No fue solo una vez que pensó en devolverle su vida a Alejandro, y al final, lo hizo.
Vanessa realmente murió, a la joven edad de veintiocho años.
Cuando volvió a ser consciente, se encontró de nuevo con diecisiete años.
En ese entonces, apenas había regresado al país hacía seis meses.
Hospital Nueva Alameda.
La chica vestía una chaqueta negra desteñida y jeans, y se encontraba sola, arrodillada frente a la cama del hospital.

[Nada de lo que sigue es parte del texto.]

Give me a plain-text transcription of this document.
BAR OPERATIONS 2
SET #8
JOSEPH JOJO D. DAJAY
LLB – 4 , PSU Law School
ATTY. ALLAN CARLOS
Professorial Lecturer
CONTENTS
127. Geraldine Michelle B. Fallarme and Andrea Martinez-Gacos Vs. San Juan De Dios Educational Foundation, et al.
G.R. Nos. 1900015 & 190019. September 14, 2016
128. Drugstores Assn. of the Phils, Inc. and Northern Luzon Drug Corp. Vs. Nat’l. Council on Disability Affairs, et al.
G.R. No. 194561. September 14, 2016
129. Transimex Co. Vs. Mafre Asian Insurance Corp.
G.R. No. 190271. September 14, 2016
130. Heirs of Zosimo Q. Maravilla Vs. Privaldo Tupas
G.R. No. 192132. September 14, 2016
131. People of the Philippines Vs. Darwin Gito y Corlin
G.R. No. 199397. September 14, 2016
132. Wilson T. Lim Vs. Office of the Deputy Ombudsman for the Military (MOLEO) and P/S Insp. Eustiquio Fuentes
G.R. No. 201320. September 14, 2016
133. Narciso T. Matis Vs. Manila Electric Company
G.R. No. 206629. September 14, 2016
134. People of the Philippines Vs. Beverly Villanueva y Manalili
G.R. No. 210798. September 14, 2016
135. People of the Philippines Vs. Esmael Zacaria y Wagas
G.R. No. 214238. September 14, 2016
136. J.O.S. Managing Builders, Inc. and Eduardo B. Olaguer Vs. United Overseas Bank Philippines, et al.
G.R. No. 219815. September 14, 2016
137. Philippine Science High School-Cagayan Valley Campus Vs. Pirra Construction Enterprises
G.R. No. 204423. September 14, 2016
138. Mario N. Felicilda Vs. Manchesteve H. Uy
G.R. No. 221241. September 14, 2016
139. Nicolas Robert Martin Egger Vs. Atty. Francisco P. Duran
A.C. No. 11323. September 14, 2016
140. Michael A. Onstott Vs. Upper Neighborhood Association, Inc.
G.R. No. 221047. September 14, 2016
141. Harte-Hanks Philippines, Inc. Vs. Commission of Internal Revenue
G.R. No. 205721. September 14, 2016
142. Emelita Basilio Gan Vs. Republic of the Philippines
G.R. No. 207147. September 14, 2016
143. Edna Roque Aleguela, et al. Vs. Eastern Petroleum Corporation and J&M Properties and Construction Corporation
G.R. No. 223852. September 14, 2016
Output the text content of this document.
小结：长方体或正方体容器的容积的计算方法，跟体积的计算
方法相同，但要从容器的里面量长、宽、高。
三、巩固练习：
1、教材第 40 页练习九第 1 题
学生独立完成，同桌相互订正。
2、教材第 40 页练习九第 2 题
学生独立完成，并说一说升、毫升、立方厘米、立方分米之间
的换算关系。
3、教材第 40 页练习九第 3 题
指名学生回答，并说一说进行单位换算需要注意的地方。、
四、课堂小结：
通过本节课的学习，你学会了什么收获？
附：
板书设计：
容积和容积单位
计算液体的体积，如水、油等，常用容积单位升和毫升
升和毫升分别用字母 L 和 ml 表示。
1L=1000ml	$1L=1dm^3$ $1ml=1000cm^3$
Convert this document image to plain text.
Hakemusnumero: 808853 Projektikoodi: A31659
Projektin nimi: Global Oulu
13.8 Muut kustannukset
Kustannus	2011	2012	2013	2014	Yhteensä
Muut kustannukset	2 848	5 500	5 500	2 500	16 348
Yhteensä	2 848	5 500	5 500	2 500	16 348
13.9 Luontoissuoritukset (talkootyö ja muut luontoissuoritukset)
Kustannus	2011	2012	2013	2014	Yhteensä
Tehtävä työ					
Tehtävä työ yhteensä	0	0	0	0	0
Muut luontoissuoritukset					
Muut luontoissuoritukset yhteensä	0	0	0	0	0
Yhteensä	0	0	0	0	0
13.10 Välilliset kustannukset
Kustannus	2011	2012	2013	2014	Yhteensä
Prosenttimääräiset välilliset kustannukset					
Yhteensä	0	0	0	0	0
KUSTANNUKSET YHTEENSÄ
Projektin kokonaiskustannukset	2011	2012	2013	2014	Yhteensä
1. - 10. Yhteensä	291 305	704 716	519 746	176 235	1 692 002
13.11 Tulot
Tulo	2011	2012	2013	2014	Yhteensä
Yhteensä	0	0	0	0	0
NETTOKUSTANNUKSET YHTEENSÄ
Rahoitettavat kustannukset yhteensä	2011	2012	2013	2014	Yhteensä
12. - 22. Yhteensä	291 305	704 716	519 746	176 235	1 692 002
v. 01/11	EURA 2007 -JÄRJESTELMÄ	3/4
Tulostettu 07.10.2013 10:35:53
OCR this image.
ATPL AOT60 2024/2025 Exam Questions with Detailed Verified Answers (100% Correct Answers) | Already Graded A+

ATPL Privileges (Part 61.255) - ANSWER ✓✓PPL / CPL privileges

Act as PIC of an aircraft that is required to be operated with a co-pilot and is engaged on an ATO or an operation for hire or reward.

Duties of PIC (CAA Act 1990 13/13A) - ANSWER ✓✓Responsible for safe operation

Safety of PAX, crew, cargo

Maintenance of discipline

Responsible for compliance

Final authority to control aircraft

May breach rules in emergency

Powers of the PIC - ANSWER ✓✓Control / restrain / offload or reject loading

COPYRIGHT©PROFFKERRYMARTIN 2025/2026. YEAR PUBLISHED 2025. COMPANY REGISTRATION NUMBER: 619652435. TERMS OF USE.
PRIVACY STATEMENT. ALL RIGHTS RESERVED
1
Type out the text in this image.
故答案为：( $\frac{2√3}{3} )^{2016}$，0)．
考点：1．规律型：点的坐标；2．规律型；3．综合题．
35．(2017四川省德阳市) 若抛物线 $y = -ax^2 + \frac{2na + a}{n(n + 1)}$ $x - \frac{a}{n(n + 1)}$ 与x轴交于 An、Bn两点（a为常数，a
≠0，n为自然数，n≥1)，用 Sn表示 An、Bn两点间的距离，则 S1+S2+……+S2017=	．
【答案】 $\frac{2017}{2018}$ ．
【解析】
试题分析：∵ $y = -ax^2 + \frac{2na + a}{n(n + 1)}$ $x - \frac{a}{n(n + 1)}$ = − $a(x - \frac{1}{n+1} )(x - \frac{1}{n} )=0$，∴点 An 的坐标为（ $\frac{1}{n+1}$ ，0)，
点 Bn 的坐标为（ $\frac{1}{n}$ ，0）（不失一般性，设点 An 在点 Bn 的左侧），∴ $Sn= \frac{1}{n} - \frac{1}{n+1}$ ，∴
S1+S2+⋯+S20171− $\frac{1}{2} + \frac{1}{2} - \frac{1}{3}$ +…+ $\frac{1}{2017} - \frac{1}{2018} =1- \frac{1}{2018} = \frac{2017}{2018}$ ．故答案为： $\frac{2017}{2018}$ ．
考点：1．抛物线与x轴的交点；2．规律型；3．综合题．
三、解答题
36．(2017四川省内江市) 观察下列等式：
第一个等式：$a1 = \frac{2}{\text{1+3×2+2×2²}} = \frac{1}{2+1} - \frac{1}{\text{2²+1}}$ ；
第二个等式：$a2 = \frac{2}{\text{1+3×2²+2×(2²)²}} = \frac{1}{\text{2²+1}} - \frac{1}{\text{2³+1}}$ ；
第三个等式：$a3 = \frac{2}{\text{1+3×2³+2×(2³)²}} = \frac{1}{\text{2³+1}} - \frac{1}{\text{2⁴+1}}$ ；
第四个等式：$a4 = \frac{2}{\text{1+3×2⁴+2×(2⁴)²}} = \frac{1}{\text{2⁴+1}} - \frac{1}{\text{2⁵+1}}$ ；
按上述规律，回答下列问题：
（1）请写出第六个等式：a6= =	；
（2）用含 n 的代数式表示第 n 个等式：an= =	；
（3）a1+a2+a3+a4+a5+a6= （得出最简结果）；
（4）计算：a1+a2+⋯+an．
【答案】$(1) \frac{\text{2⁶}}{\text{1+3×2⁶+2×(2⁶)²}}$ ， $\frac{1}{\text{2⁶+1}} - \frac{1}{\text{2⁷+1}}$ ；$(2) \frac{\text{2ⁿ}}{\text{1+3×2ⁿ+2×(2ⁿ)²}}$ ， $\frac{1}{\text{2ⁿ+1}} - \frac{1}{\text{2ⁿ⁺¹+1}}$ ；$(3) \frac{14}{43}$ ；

Su rostro obstinado estaba pálido, sin un ápice de color.
Solo sus puños apretados delataban la tormenta que llevaba dentro.
—Vanessa Sánchez, discúlpate —dijo Alejandro con el rostro endurecido y una voz cortante.
No mucho antes, Vanessa había tenido una discusión con Celeste Sánchez, quien cayó por las escaleras. Las cámaras mostraban que Vanessa había empujado a Celeste.
Nadie le creyó.
—No fui yo —Vanessa levantó la cabeza lentamente, repitiendo las mismas palabras que había dicho en su vida anterior.
Frente a su padre, después de tanto tiempo sin verlo, no había ni un rastro de afecto en su voz, era como si estuviera hablando con un extraño.
Apenas terminó de hablar, una bofetada resonó en su rostro.
Vanessa giró la cabeza por el impacto, y la sangre roja brotó de la comisura de sus labios.
Ese golpe había sido dado con toda la fuerza.
—Mentiras, siempre mentiras. No puedo creer que tenga una hija como tú —Alejandro la miró con decepción y desprecio en los ojos.
Si Alejandro fuera juez, ella estaría condenada a la pena de muerte.